Interestingly, while this author rebukes the yeshiva system for shuffling their “perv” rebbes from one location to another, his recommendation is to improve and enhance the yeshivas’ ability to dig up their bad apples, rather than to turn abuse cases to the authorities. To be fair, he was focusing on the failures of the system, but it is interesting that calling in outside agencies is not part of his solution.
Your submitted articles are welcome, and I urge everyone to continue and maintain the civil conduct which have become synonymous with The Jewish Press online.
Too many Jewish Rabbis and institutions turn a blind eye towards child abuse even when it’s obvious that it’s occurred. I know this from experience not opinion.
When I was a young counselor working in Camp Kol Ree Nah (a great camp run by Rabbi Yaakov Greenwald), I was warned that on my days off, when I would visit another popular camp, I should stay away from its head counselor who was a known child abuser. Remarkably, even though it was virtually public knowledge that this man was a creep who should have never been allowed near children, he was not exposed until more than thirty years had passed and parents complained about his behavior around their children.
Just last week, that same Rabbi’s nephew admitted his guilt in court as a child molester in a Lakewood Yeshiva. The Sunday before his admission, a very prominent rabbi released a public letter declaring that he investigated the case and declared Rabbi Yosef Kolko to be 100% innocent. Even more, he accused the parents of the child of being the actual molesters and of trying to get Rabbi Kolko in trouble to cover up their misdeeds.
I understand how it is that good people cannot accept the evil and sick deeds that are done by some in our community. When you yourself are a good person you think of others as good. Unfortunately, in real life defending creeps without investigating the facts is a dangerous road to travel. When the creeps are not punished and are actually defended, you are not doing anyone a favor. Worse, these people will molest others and those victims may be damaged for life. For the sake of these victims, it’s time to wake up and smell the coffee.
Rabbi Kolko used to be a rebbe in a much respected Yeshiva in Brooklyn. When his true character came to light, they got rid of the problem by promising him a letter of recommendation if he would resign. That’s how he got to be a rebbe in Lakewood. This case is not an exception. I know of many yeshivot that shifted their problems this way.
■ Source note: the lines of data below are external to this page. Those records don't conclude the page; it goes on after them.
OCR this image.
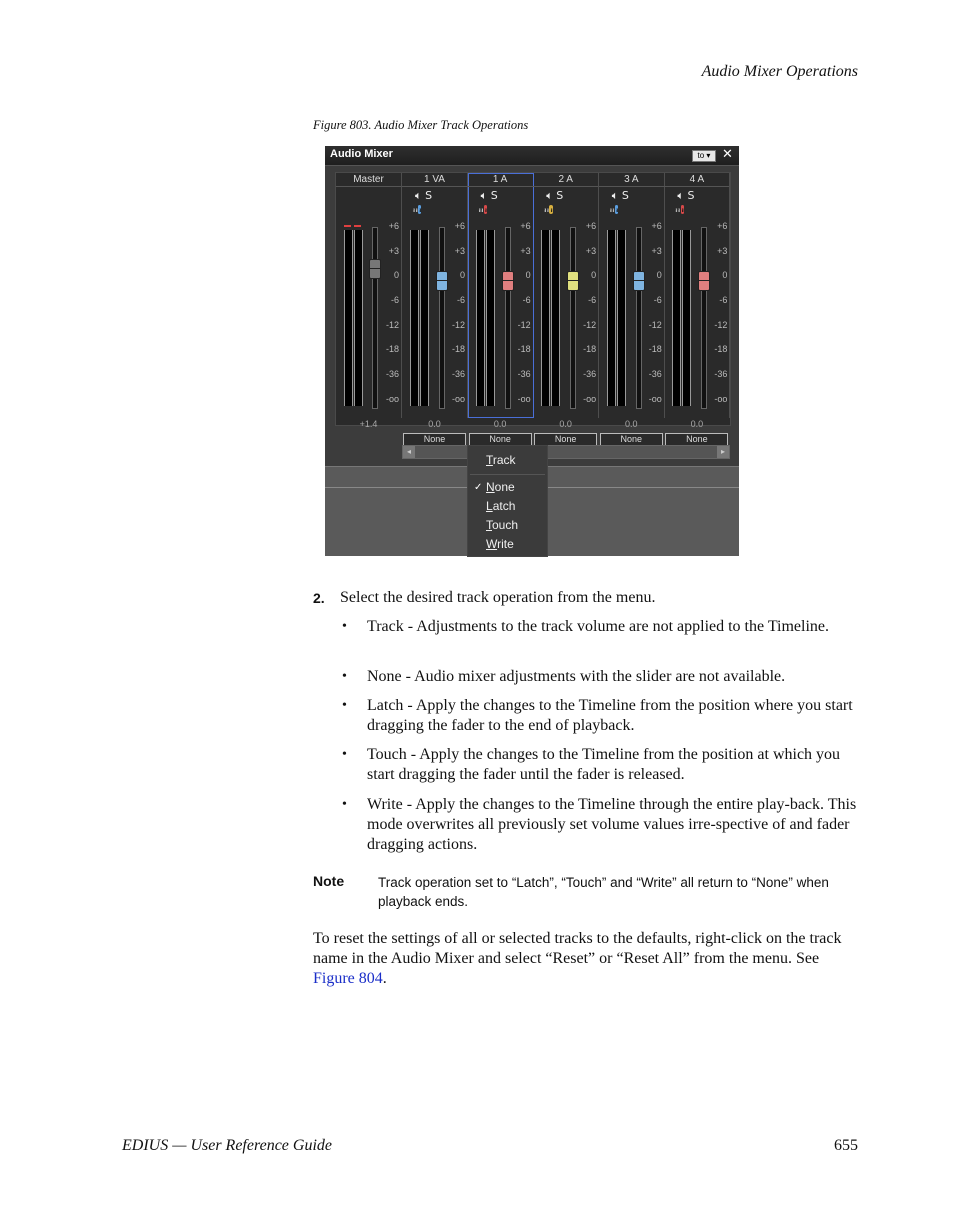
Audio Mixer Operations
Figure 803. Audio Mixer Track Operations
Audio Mixer	to ▾ ✕
Master
+1.4
+6
+3
0
-6
-12
-18
-36
-oo
1 VA
🔈︎ S
ᵢₗₗ ᵢₗₗ ᵢₗₗ
0.0
None
+6
+3
0
-6
-12
-18
-36
-oo
1 A
🔈︎ S
ᵢₗₗ ᵢₗₗ ᵢₗₗ
0.0
None
+6
+3
0
-6
-12
-18
-36
-oo
2 A
🔈︎ S
ᵢₗₗ ᵢₗₗ ᵢₗₗ
0.0
None
+6
+3
0
-6
-12
-18
-36
-oo
3 A
🔈︎ S
ᵢₗₗ ᵢₗₗ ᵢₗₗ
0.0
None
+6
+3
0
-6
-12
-18
-36
-oo
4 A
🔈︎ S
ᵢₗₗ ᵢₗₗ ᵢₗₗ
0.0
None
+6
+3
0
-6
-12
-18
-36
-oo
◂	▸
Track
✓ None
Latch
Touch
Write
2. Select the desired track operation from the menu.
• Track - Adjustments to the track volume are not applied to the Timeline.
• None - Audio mixer adjustments with the slider are not available.
• Latch - Apply the changes to the Timeline from the position where you start dragging the fader to the end of playback.
• Touch - Apply the changes to the Timeline from the position at which you start dragging the fader until the fader is released.
• Write - Apply the changes to the Timeline through the entire play-back. This mode overwrites all previously set volume values irre-spective of and fader dragging actions.
Note	Track operation set to “Latch”, “Touch” and “Write” all return to “None” when playback ends.
To reset the settings of all or selected tracks to the defaults, right-click on the track name in the Audio Mixer and select “Reset” or “Reset All” from the menu. See Figure 804.
EDIUS — User Reference Guide	655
It’s sort of like a game we used to play called “Bomb.” You would wind up a Plastic “bomb” and it would start ticking. The game players would stand in a circle and keep throwing the toy bomb to one another. If you dropped the bomb or if the bell would go off while it was in your hands, you lost the game. The yeshivot are, unfortunately, busy protecting their reputations by playing “bomb” with dangerous, live pervert rebbes who are destructive even when they are still ticking. But they quickly pass these rebbes around before it is revealed they have such a person on their staff.